Variações e Sinônimos

  • A ganância não tem limites, quer até o sol em moedas.
  • O avarento nunca se sacia, mesmo que possua montanhas de ouro.
  • Ditado popular: 'Quem tudo quer, tudo perde'.
  • Frase similar: 'A ambição é um abismo sem fundo' (adaptação de provérbios morais).

Curiosidades

Quevedo era conhecido pela sua vida conturbada e conflitos pessoais, incluindo uma rivalidade famosa com o poeta Luís de Góngora, o que influenciou a mordacidade da sua sátira.

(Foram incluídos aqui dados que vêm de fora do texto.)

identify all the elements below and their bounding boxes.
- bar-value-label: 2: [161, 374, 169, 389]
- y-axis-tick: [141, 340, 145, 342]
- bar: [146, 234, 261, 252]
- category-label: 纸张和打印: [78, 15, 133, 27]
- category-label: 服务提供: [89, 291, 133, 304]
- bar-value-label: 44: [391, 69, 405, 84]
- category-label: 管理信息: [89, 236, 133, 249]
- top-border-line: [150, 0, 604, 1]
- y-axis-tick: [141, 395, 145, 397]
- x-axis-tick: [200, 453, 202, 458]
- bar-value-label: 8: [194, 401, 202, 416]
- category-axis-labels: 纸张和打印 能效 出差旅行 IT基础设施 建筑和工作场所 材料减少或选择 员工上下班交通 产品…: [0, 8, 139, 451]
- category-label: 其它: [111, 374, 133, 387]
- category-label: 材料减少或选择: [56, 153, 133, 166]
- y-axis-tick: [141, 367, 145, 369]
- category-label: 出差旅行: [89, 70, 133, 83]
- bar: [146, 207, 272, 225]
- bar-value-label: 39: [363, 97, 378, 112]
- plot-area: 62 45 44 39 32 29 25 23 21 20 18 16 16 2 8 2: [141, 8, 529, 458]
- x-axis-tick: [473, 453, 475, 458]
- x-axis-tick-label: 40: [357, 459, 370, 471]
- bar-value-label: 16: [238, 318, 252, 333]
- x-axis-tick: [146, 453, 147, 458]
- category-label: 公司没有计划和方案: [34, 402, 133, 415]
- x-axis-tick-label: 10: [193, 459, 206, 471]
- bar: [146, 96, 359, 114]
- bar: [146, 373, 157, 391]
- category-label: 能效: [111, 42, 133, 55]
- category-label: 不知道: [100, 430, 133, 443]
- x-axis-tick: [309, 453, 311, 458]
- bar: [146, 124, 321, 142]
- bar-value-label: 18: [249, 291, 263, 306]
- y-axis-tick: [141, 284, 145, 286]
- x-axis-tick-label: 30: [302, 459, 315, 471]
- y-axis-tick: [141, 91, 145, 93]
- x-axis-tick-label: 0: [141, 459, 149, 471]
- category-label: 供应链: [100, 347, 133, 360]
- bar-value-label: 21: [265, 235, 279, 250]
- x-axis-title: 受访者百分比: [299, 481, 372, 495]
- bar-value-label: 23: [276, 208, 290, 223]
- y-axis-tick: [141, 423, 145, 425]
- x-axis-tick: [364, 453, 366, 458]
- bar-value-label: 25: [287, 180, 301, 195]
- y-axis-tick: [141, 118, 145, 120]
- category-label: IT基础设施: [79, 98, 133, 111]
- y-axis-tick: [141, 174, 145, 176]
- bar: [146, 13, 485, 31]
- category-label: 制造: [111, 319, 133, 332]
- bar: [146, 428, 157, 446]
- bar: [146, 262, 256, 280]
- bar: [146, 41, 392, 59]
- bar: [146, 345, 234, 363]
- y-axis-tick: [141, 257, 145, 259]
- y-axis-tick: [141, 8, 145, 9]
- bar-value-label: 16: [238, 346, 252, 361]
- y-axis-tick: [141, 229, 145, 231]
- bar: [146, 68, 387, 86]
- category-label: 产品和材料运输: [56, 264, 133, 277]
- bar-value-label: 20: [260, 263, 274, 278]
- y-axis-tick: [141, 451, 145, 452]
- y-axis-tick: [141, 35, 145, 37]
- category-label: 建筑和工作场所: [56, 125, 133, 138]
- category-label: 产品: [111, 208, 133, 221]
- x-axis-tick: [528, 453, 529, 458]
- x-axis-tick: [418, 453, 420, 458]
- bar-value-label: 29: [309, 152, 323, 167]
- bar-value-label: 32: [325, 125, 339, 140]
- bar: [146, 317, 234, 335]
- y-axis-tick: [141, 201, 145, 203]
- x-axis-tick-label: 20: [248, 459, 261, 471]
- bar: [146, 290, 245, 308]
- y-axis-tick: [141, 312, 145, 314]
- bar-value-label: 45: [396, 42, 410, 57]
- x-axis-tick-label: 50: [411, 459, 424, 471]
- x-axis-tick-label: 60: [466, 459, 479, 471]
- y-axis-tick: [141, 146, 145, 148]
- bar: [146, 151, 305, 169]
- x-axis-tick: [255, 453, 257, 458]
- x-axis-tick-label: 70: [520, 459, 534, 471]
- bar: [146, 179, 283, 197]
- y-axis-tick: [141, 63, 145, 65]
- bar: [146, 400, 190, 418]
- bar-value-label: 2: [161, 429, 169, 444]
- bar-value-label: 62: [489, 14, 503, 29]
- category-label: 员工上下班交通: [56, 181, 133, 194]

Apesar da sua crítica à avareza, ele próprio enfrentou problemas financeiros e esteve preso por questões políticas.

Perguntas Frequentes

O que significa 'amoedá-lo' na citação de Quevedo?
'Amoedá-lo' significa transformar algo em moeda, ou seja, reduzir o sol a um objeto de valor monetário, simbolizando a visão puramente materialista do avarento.
Por que é que esta citação é considerada satírica?
É satírica porque usa o exagero (hipérbole) e o absurdo de querer monetizar o sol para ridicularizar a avareza, expondo a irracionalidade do vício de forma humorística e crítica.
Como se relaciona esta frase com o contexto histórico do Século de Ouro?
Reflete as críticas sociais do Barroco espanhol, numa época de crise onde a corrupção e a busca por riqueza eram temas urgentes, com autores como Quevedo usando a literatura para questionar valores morais.
Esta citação pode ser aplicada a situações modernas?
Sim, aplica-se a fenómenos como consumismo excessivo, especulação financeira ou exploração desmedida de recursos naturais, onde a ganância prevalece sobre considerações éticas ou sustentáveis.